No. storage utilization follows your deployed crush rules, which will dictate HOW data is written to disks, no matter how many disks or nodes you deploy. whats cool is that this is defined PER POOL which means you can have pools with different crush rules using the same disks at the same time. The most common rule for rbd use (which is what you will be deploying) is replication:3, which means each write is sent to three seperate osds (disk.)

I apologize. But I asked the AI to verify. It gave me a sample table like the one below. Don't you think it's the right choice and calculation for 3 nodes?

Number of servers 3
Number of disks 3 (1 x 12 TB on each server)
Total physical space 36 TB
Usable space 12 TB (3x replication)
Replication 3x

Commands:
ceph-volume lvm create --data /dev/sdb
ceph osd pool create vm-pool 128
ceph osd pool set vm-pool size 3
ceph osd pool set vm-pool min_size 2

pveceph pool create vm-pool --size 3

/etc/pve/storage.cfg->
rbd: ceph-vm-storage
pool vm-pool
content images,rootdir
krbd 0


Durability No data loss even if 1 server / disk is lost
 
Don't you think it's the right choice and calculation for 3 nodes?
it is (calculation; choice is a separate matter since the number of nodes is an arbitrary number you chose.)

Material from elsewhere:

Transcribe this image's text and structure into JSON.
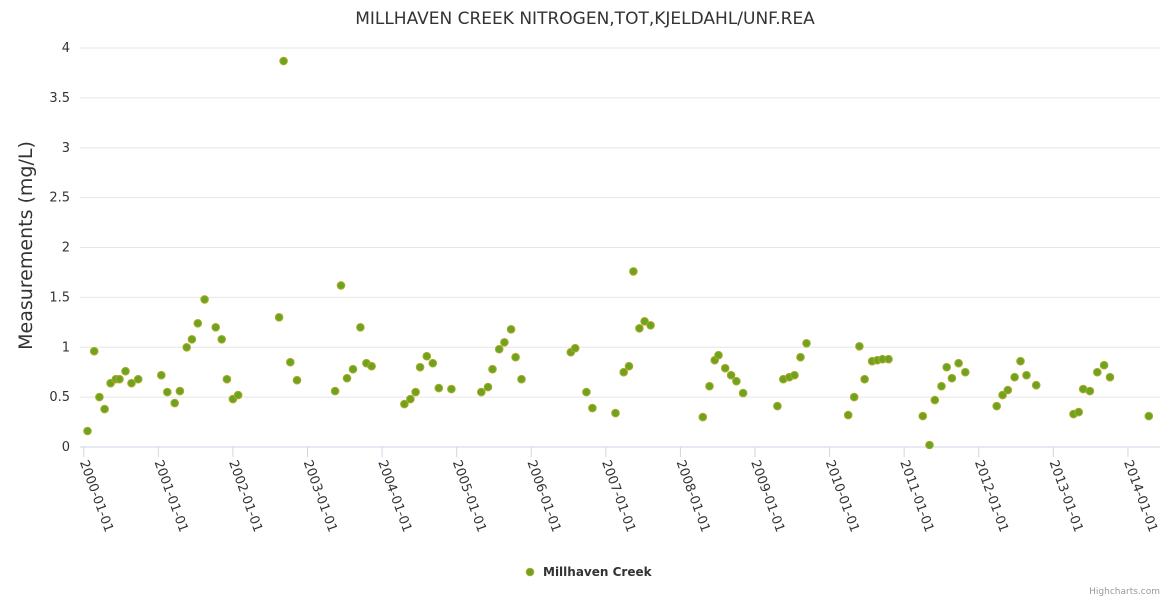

Durability No data loss even if 1 server / disk is lost
Correct, but you're not considering the consequences in their totality. Ceph is designed to maintain its full resilience even in the event of a failure. if an OSD fails, it will AUTOMATICALLY redeploy the contents of that OSD to other surviving OSDs in the pool as long as crush rules are maintained.

If a node fails but there are not sufficient survivors to rebuild, the subsystem will not be able to self heal and will remain degraded (read: not functioning with full high availability.) You may be ok with this- it really depends on your goals.

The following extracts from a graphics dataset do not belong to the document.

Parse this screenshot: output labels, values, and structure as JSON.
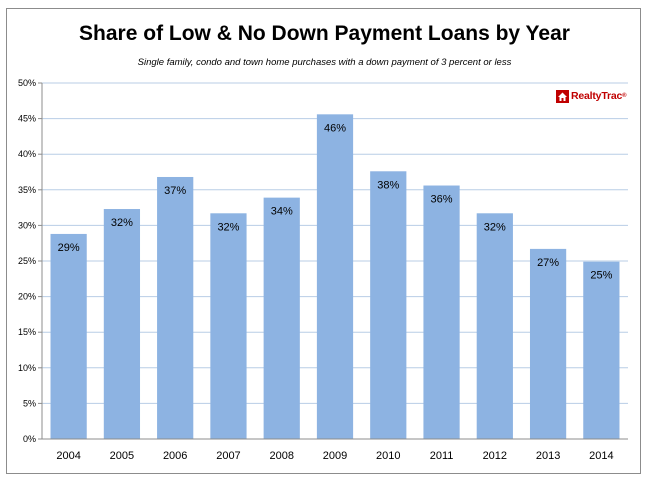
{
  "chart_data": {
    "type": "bar",
    "title": "Share of Low & No Down Payment Loans by Year",
    "subtitle": "Single family, condo and town home purchases with a down payment of 3 percent or less",
    "categories": [
      "2004",
      "2005",
      "2006",
      "2007",
      "2008",
      "2009",
      "2010",
      "2011",
      "2012",
      "2013",
      "2014"
    ],
    "values": [
      28.8,
      32.3,
      36.8,
      31.7,
      33.9,
      45.6,
      37.6,
      35.6,
      31.7,
      26.7,
      24.9
    ],
    "data_labels": [
      "29%",
      "32%",
      "37%",
      "32%",
      "34%",
      "46%",
      "38%",
      "36%",
      "32%",
      "27%",
      "25%"
    ],
    "ylim": [
      0,
      50
    ],
    "yticks": [
      "0%",
      "5%",
      "10%",
      "15%",
      "20%",
      "25%",
      "30%",
      "35%",
      "40%",
      "45%",
      "50%"
    ],
    "grid": true,
    "bar_color": "#8db3e2",
    "grid_color": "#b8cde6",
    "xlabel": "",
    "ylabel": ""
  },
  "logo": {
    "text": "RealtyTrac",
    "mark": "®",
    "color": "#c00000",
    "icon": "house-icon"
  }
}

non sequitur- be VERY CAREFUL making decisions based on generative AI. there is no guarantee that what they generate is not an outright hallucination. if it were me, and I'm planning on deploying a system which has substantial costs associated as well as providing services my business depends on, I'd be sure to understand my decisions fully on my own.
 
it is (calculation; choice is a separate matter since the number of nodes is an arbitrary number you chose.)

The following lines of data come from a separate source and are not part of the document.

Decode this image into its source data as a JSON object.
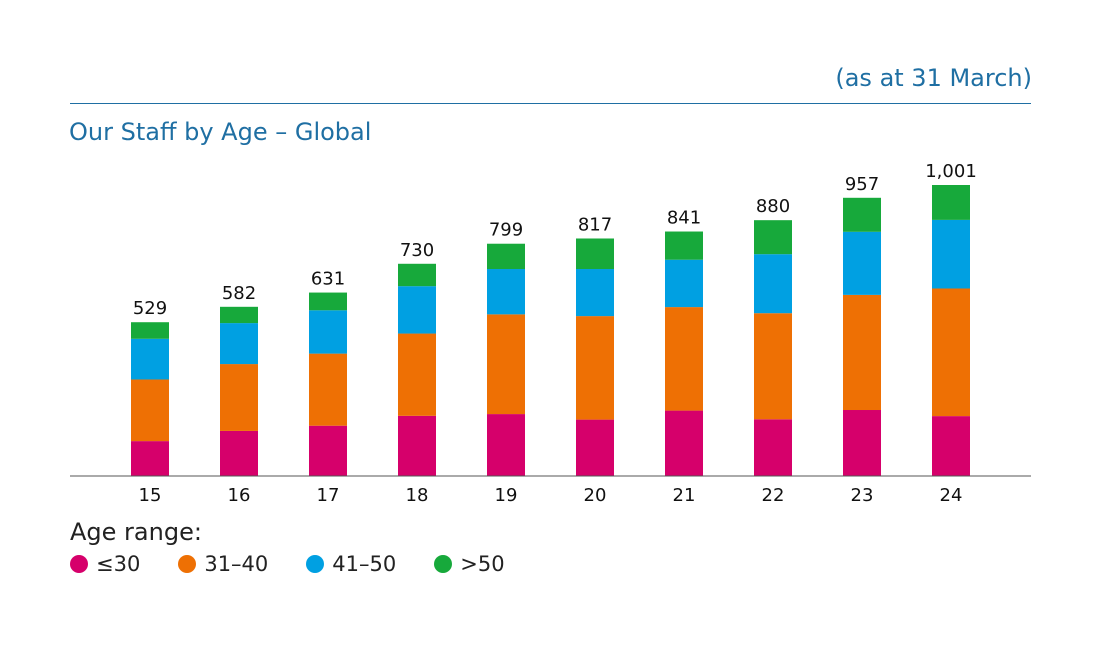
{
  "header": {
    "note": "(as at 31 March)",
    "title": "Our Staff by Age – Global"
  },
  "legend": {
    "title": "Age range:",
    "items": [
      {
        "label": "≤30",
        "color": "#d6006b"
      },
      {
        "label": "31–40",
        "color": "#ee7004"
      },
      {
        "label": "41–50",
        "color": "#00a0e2"
      },
      {
        "label": ">50",
        "color": "#17a93b"
      }
    ]
  },
  "chart_data": {
    "type": "bar",
    "stacked": true,
    "title": "Our Staff by Age – Global",
    "xlabel": "",
    "ylabel": "",
    "categories": [
      "15",
      "16",
      "17",
      "18",
      "19",
      "20",
      "21",
      "22",
      "23",
      "24"
    ],
    "totals": [
      "529",
      "582",
      "631",
      "730",
      "799",
      "817",
      "841",
      "880",
      "957",
      "1,001"
    ],
    "series": [
      {
        "name": "≤30",
        "color": "#d6006b",
        "values": [
          120,
          155,
          173,
          207,
          213,
          194,
          225,
          195,
          227,
          206
        ]
      },
      {
        "name": "31–40",
        "color": "#ee7004",
        "values": [
          212,
          230,
          248,
          283,
          343,
          356,
          356,
          365,
          396,
          439
        ]
      },
      {
        "name": "41–50",
        "color": "#00a0e2",
        "values": [
          140,
          141,
          149,
          163,
          156,
          162,
          163,
          203,
          217,
          236
        ]
      },
      {
        "name": ">50",
        "color": "#17a93b",
        "values": [
          57,
          56,
          61,
          77,
          87,
          105,
          97,
          117,
          117,
          120
        ]
      }
    ],
    "ylim": [
      0,
      1001
    ],
    "grid": false,
    "legend_position": "bottom-left"
  }
}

Correct, but you're not considering the consequences in their totality. Ceph is designed to maintain its full resilience even in the event of a failure. if an OSD fails, it will AUTOMATICALLY redeploy the contents of that OSD to other surviving OSDs in the pool as long as crush rules are maintained.

If a node fails but there are not sufficient survivors to rebuild, the subsystem will not be able to self heal and will remain degraded (read: not functioning with full high availability.) You may be ok with this- it really depends on your goals.

non sequitur- be VERY CAREFUL making decisions based on generative AI. there is no guarantee that what they generate is not an outright hallucination. if it were me, and I'm planning on deploying a system which has substantial costs associated as well as providing services my business depends on, I'd be sure to understand my decisions fully on my own.
Thanks for the information. I will do some more research. I will pay attention to your advice. I think it is better to calculate as "Total OSD (disk capacity) / Node number". Or is your calculation in the other forum more accurate? max capacity= (number of Nodes-1)*(osd capacity/node *.08) / nodes.
 
I think it is better to calculate as "Total OSD (disk capacity) / Node number". Or is your calculation in the other forum more accurate? max capacity= (number of Nodes-1)*(osd capacity/node *.08) / nodes.
at the risk of questioning your reading comprehension, I'll restate:
storage utilization follows your deployed crush rules, which will dictate HOW data is written to disks, no matter how many disks or nodes you deploy.
number of nodes is irrelevant for usable capacity ratio calculation.